Why We Do What We Do

Subscribe for Updates

Enter your name and email in the section below to subscribe to ERS Email Updates. Our emails allow clients to stay informed about new cancer registry case study releases and product features.

Email Subscription

At ERS, we often come across touching stories that remind us of the importance of cancer registry data in fighting the good fight to defeat cancer.  One of our client CTRs, Marcia Hodge, shared this personal story with us and we felt it needed to be shared with all CTRs.

 As registrars, we are dedicated to our profession and strive for excellence. We believe in the value of our work, yet rarely see the impact of our efforts. Society promotes quantity – we endorse quality. However, with large volumes of work attached to stringent deadlines, we often feel frustrated and overwhelmed. We find ourselves wondering if we, as registrars, are really making a difference in this fight against cancer.
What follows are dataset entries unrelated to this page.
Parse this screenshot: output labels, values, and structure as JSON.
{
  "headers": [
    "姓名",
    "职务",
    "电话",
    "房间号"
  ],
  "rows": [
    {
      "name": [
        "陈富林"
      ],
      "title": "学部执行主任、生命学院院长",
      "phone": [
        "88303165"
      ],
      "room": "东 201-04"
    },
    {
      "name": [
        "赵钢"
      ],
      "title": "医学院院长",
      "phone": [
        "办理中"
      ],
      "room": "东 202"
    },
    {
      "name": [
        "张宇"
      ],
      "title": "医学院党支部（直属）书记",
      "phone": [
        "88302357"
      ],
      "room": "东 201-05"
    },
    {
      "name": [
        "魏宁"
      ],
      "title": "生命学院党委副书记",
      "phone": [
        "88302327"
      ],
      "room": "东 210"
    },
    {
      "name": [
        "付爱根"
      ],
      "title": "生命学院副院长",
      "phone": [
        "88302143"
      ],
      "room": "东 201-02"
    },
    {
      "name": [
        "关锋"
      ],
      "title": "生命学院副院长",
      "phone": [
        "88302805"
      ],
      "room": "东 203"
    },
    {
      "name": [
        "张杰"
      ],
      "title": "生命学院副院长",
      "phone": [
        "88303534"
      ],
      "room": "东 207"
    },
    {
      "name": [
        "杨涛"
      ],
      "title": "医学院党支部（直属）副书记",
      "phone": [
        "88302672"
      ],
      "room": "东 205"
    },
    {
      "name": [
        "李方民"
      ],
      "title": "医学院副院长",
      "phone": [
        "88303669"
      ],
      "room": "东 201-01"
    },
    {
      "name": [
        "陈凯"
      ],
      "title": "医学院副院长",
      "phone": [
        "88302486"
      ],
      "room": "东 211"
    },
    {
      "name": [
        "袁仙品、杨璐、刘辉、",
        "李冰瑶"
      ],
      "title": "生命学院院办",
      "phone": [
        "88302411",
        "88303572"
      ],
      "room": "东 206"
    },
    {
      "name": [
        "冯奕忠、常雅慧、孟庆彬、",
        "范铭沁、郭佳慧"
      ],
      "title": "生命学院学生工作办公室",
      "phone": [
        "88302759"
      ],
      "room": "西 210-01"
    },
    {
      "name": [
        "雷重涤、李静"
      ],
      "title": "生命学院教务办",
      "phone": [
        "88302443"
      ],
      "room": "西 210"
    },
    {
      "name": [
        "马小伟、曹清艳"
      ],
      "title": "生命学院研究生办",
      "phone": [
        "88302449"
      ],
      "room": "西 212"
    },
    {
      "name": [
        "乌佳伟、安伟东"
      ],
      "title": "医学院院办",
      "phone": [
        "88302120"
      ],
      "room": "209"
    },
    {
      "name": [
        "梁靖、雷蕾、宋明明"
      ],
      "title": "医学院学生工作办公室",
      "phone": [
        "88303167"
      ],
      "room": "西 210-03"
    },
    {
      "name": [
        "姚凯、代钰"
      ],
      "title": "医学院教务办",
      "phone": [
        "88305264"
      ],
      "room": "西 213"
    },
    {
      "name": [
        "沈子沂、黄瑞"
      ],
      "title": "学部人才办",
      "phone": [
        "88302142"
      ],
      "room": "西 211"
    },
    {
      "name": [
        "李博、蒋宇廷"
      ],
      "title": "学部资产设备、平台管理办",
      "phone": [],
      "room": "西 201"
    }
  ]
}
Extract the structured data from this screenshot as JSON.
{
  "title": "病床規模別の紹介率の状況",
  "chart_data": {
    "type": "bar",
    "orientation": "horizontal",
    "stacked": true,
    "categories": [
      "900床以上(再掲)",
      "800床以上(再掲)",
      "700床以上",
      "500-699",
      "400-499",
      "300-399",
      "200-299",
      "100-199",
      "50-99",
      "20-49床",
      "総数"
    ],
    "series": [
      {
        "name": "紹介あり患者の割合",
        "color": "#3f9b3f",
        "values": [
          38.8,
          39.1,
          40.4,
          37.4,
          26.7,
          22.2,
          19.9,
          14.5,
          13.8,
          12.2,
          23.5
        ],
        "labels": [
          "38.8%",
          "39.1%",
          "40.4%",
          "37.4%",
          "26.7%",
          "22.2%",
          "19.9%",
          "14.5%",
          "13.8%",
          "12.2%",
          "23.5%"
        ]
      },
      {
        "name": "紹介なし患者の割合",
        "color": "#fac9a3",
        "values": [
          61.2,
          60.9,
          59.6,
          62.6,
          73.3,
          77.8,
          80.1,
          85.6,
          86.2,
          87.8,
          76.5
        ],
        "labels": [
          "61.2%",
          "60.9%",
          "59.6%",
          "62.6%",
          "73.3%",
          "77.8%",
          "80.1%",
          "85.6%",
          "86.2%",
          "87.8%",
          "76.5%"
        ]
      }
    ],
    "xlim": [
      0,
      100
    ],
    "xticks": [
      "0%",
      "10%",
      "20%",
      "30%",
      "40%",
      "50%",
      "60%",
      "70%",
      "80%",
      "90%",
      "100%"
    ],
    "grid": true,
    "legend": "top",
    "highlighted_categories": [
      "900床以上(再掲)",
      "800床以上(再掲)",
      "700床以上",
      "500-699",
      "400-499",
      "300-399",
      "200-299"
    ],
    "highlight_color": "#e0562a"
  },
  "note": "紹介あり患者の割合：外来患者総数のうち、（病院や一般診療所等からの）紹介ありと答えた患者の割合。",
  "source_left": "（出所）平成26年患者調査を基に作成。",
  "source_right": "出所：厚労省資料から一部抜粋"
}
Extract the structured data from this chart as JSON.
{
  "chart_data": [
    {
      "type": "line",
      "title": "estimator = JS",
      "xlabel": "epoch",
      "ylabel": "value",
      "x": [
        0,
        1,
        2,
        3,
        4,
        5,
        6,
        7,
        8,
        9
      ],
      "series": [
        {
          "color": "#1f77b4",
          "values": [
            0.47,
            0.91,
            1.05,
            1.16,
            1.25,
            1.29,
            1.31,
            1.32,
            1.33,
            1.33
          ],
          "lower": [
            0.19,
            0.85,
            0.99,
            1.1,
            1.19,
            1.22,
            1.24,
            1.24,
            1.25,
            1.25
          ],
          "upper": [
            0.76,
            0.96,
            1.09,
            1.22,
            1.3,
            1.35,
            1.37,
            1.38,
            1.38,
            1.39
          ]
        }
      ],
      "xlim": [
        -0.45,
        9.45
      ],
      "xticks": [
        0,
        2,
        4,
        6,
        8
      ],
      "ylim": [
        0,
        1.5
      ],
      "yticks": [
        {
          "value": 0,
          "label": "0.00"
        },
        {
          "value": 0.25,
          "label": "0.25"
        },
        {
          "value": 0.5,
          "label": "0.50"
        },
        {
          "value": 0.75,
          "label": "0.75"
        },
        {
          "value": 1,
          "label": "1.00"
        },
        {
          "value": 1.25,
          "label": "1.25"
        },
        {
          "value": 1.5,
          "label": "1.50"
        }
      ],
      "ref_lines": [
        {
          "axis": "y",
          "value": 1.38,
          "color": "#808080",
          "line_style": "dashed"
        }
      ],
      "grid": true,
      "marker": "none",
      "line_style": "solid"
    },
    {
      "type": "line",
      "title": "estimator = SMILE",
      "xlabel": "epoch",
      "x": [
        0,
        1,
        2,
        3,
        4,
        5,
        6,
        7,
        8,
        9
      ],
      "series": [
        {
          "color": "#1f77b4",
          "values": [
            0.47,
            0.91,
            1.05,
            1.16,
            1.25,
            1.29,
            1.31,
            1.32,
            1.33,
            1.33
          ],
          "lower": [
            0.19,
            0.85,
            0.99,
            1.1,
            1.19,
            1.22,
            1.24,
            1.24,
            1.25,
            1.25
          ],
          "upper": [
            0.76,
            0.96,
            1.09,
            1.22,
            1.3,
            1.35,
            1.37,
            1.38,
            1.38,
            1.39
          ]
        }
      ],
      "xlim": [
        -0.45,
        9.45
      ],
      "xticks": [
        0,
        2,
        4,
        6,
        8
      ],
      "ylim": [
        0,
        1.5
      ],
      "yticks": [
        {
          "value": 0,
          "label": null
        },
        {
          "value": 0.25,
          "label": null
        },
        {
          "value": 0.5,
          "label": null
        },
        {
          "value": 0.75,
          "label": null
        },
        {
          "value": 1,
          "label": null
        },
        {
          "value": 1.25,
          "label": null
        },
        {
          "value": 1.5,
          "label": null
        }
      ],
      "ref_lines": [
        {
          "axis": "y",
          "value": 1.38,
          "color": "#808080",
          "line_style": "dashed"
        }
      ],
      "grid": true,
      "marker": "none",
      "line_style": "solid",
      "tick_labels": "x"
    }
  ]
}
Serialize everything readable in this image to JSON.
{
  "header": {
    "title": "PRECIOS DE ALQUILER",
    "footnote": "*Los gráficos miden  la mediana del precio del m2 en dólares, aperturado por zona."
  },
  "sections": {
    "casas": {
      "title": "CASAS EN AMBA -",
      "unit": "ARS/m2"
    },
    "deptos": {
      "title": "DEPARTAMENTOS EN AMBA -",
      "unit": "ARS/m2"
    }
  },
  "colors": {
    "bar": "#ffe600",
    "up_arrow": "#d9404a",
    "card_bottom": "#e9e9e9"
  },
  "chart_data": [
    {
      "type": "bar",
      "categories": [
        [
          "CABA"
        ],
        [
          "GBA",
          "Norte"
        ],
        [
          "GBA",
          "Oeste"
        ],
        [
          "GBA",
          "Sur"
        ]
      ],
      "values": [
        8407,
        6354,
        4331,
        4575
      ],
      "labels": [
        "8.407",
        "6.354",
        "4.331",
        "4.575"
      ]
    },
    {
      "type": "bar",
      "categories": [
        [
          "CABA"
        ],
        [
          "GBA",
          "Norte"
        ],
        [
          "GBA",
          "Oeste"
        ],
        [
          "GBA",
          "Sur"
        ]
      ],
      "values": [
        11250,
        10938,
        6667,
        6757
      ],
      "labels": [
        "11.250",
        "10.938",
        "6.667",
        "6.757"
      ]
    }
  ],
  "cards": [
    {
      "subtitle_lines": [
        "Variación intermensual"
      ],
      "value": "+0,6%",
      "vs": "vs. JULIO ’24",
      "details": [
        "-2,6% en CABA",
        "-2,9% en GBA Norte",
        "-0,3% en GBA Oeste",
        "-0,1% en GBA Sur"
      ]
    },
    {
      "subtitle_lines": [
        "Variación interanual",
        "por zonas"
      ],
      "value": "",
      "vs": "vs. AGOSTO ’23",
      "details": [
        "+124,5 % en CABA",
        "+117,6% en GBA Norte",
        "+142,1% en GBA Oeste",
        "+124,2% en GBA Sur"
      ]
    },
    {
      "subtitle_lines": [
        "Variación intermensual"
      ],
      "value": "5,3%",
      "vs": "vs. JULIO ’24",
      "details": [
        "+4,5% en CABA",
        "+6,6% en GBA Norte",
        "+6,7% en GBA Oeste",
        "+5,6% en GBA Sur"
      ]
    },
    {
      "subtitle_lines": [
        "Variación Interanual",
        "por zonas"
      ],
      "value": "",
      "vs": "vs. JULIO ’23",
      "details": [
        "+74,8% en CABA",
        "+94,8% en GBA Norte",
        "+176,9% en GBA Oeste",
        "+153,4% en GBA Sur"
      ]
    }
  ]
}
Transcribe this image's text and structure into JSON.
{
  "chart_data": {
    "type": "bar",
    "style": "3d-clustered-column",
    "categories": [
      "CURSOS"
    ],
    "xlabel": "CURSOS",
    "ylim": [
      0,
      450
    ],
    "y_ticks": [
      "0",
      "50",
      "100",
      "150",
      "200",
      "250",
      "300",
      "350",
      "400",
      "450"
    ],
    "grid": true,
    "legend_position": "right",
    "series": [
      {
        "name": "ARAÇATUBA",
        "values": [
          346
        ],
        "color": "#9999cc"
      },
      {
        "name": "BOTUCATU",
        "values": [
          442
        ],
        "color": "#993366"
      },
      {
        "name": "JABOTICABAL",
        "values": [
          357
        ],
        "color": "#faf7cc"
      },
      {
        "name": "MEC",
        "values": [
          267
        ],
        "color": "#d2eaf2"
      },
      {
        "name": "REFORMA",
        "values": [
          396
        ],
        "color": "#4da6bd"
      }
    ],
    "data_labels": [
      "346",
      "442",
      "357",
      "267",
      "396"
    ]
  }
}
Is there value in the cases we abstract?

Some cases tug at our heart for a time; however, reminded of the number of cases yet to be completed, we move on to the next case, and then the next.  In our effort to comingle quantity with quality, we risk rushing through our cases, depending on our memory and drop-down boxes, rather than our manuals, and include the barest of details in our text.  We remain passionate about the work we do, yet often are unaware of the impact we make.  Recently, I had the opportunity to witness firsthand the value of our work, and see that we really do make a difference. 

I sat in the clinic with my father-in-law listening to the results of his most recent CT scan.  Having progressed through surgery, two rounds of radiation and chemotherapy, as well as an experimental treatment, additional options were limited.  Finally, his physician asked if he’d be willing to consider a clinical trial.

“This is the study based on the

data you pulled.”

 

 

In reading over the information regarding the clinical trial, I recognized the name of the Principal Investigator responsible for this particular protocol.  I commented that I recognized the name and recalled completing a data request for him in the past.  The coordinator smiled, “This is the study based on the data you pulled.  Your father-in-law will be the first patient enrolled on this protocol.”

I immediately thought back to a couple of years prior when I’d received a request to pull registry data on a particular group of lung patients.  These criteria requested was very specific.  It was not a routine data request, it was very detailed requiring multiple steps to pull the data accurately.  After working on the study myself for some time and not achieving the results I needed, I put in a portal request with our vendor, ERS, to seek help.  As always, I promptly received a call from Janet Vogel and we spent another couple of hours working to pull the exact data needed for the study.  We were both a little frustrated with the process, but eventually, we had the data pulled and I could return it to the physician.

Although I have always understood the value of registry data, and our contribution to cancer research, I saw this come full circle.  I understood even more the importance of complete and accurate data.  I understood why well documented text fields are so vital.  More than ever I realized that every chart has a name, every name has a story, and every story matters.  That is why we, as registrars, do what we do.